Namun polisi belum menyimpulkan apakah pembuluh darah di otak pecah akibat perkelahian tersebut
BANDUNG, Indonesia – Penyebab meninggalnya SR, siswa kelas 2 SD Longkewang, Kabupaten Sukabumi perlahan terungkap. Berdasarkan hasil otopsi, dokter forensik RS Sekarwangi Cibadak Kabupaten Sukabumi membenarkan SR meninggal dunia akibat pecahnya pembuluh darah di otak.
Penyebabnya adalah adanya benturan di bagian kepala korban saat terjadi dugaan persalinan antara korban dengan teman sekelasnya yang berinisial D pada Selasa, 8 Agustus. Hasil otopsi juga mengungkap fakta lain bahwa SR memiliki kelainan bawaan pada otaknya yang disebut aneurisma atau penyumbatan pada pembuluh darah otak. Kelainan tersebut mengakibatkan kepala SR terbentur hingga mengakibatkan kematian.
“Bila terjadi benturan pada anak maka menyebabkan penyumbatan pada pembuluh darah otak. Akibatnya menyebabkan pelebaran pembuluh darah, yang pada kasus tertentu menyebabkan pecahnya pembuluh darah di otak dan bisa berujung pada kematian, kata Kapolres Sukabumi AKBP Syahdudi saat dihubungi melalui telepon, Kamis, 10 Agustus. . . .
Polisi, kata Syahdudi, kini tengah mendalami apakah benturan di kepala korban akibat pukulan pelaku atau terjatuh saat perkelahian. Diakuinya, ditemukan luka lebam di kaki kiri korban akibat benturan benda tumpul.
“Kami masih mendalami apakah luka ini akibat pukulan atau korban terjatuh. Bisa jadi ada tabrakan, kami belum bisa memastikannya, ujarnya.
Syahdudi melanjutkan, hasil otopsi menjadi indikasi polisi untuk melakukan penyelidikan lebih lanjut. Temuan dan pendapat dokter forensik sebagai saksi ahli akan disesuaikan dengan fakta yang terjadi di tempat kejadian perkara.
Sejauh ini, kata Syahdudi, polisi telah memeriksa beberapa saksi dari pihak sekolah dan orang tua korban. Namun polisi tidak meminta keterangan baik kepada pelaku maupun teman-temannya yang berada di lokasi saat kejadian. Pelaku juga saat ini masih dalam pengawasan orang tuanya.
“Karena ini menyangkut masalah anak-anak. Kita harus memperlakukan anak-anak dengan cara yang istimewa. Begitu pula dalam melakukan pemeriksaan dan pengambilan barang bukti, harus didampingi oleh orang tua, guru, dan dari pihak Lembaga Pemasyarakatan, agar dapat memperhatikan dengan baik prinsip-prinsip dalam proses penyelesaian perkara anak di bawah umur, ujarnya.
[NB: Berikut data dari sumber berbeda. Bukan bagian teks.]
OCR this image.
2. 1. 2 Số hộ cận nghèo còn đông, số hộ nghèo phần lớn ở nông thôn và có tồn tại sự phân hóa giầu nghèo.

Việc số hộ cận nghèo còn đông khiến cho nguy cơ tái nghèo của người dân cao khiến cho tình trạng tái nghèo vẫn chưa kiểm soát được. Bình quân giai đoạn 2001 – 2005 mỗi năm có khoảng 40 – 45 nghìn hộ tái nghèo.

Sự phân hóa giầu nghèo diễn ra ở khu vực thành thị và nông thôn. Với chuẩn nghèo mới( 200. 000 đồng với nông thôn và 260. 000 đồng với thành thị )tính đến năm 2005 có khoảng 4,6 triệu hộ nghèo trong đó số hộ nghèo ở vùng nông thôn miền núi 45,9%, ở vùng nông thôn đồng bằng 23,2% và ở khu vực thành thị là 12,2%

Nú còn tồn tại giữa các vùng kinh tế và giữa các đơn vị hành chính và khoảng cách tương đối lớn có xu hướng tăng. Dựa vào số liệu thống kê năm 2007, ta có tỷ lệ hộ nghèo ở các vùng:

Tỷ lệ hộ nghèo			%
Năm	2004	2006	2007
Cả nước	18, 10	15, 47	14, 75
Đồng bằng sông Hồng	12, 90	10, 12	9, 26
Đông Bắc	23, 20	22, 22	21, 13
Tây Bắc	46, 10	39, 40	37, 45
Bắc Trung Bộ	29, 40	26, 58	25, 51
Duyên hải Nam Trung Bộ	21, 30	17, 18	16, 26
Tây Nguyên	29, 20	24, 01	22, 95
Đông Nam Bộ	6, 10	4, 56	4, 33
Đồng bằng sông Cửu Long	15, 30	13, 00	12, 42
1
Karena tidak meminta keterangan dari saksi dan pelaku, Syahdudi mengaku belum bisa memastikan apakah kasus kekerasan yang dialami SR merupakan perkelahian atau perundungan. Apalagi pelaku berinisial D masih di bawah umur. Namun saat ini kematian SR diduga akibat perkelahian.
“Bahasanya adalah pertarungan antara korban dan temannya. “Sejauh ini belum mengarah ke sana (bullying) karena masih melakukan penyelidikan dan penyidikan lebih lanjut,” ujarnya.
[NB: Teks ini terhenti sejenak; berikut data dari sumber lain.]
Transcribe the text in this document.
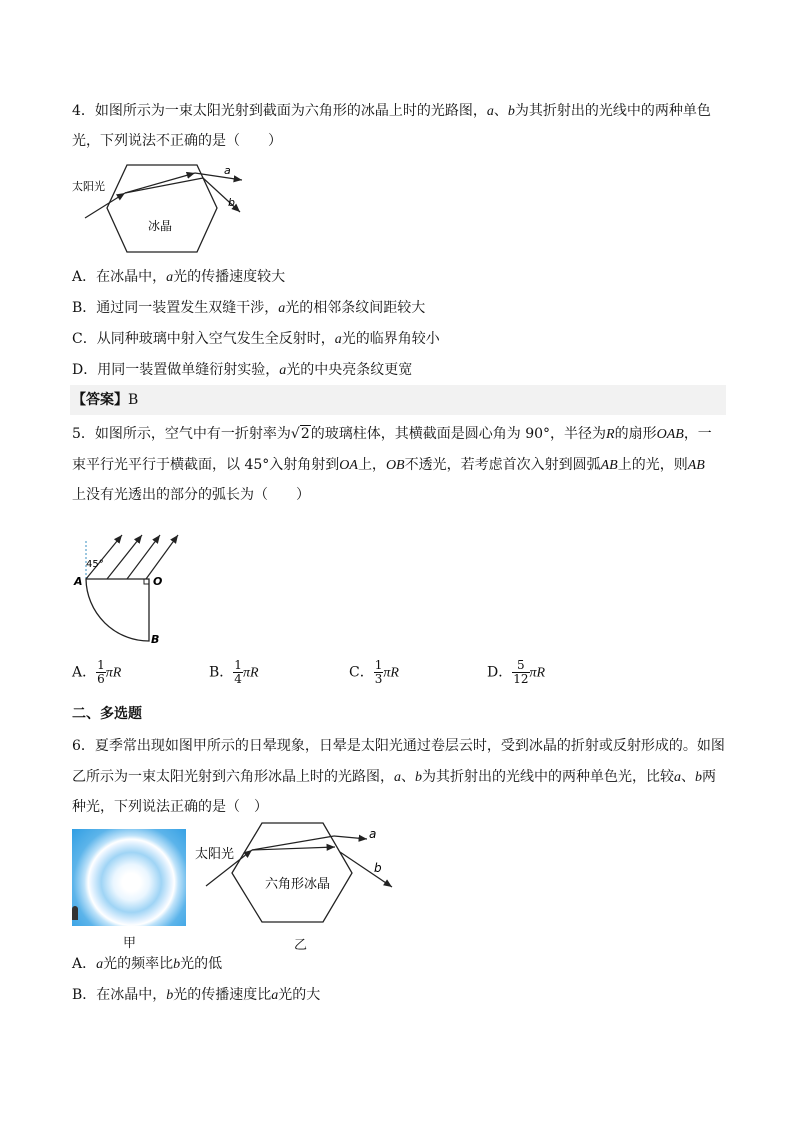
4．如图所示为一束太阳光射到截面为六角形的冰晶上时的光路图，a、b为其折射出的光线中的两种单色
光，下列说法不正确的是（　　）
太阳光
冰晶
a
b
A．在冰晶中，a光的传播速度较大
B．通过同一装置发生双缝干涉，a光的相邻条纹间距较大
C．从同种玻璃中射入空气发生全反射时，a光的临界角较小
D．用同一装置做单缝衍射实验，a光的中央亮条纹更宽
【答案】B
5．如图所示，空气中有一折射率为√2的玻璃柱体，其横截面是圆心角为 90°，半径为R的扇形OAB，一
束平行光平行于横截面，以 45°入射角射到OA上，OB不透光，若考虑首次入射到圆弧AB上的光，则AB
上没有光透出的部分的弧长为（　　）
45°
A	O
B
A． $\frac{1}{6}$ πR	B． $\frac{1}{4}$ πR	C． $\frac{1}{3}$ πR	D． $\frac{5}{12}$ πR
二、多选题
6．夏季常出现如图甲所示的日晕现象，日晕是太阳光通过卷层云时，受到冰晶的折射或反射形成的。如图
乙所示为一束太阳光射到六角形冰晶上时的光路图，a、b为其折射出的光线中的两种单色光，比较a、b两
种光，下列说法正确的是（　）
甲
太阳光
六角形冰晶
a
b
乙
A．a光的频率比b光的低
B．在冰晶中，b光的传播速度比a光的大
Syahdudi mengatakan, polisi juga sedang melakukan proses musyawarah antara keluarga korban dan pelaku sebagaimana diatur dalam Undang-Undang Nomor 11 Tahun 2012 tentang Sistem Peradilan Anak.
Dalam perkara yang melibatkan anak di bawah umur, terdapat upaya hukum yang disebut diversi atau pengalihan penyelesaian perkara anak dari proses peradilan pidana ke proses di luar peradilan pidana.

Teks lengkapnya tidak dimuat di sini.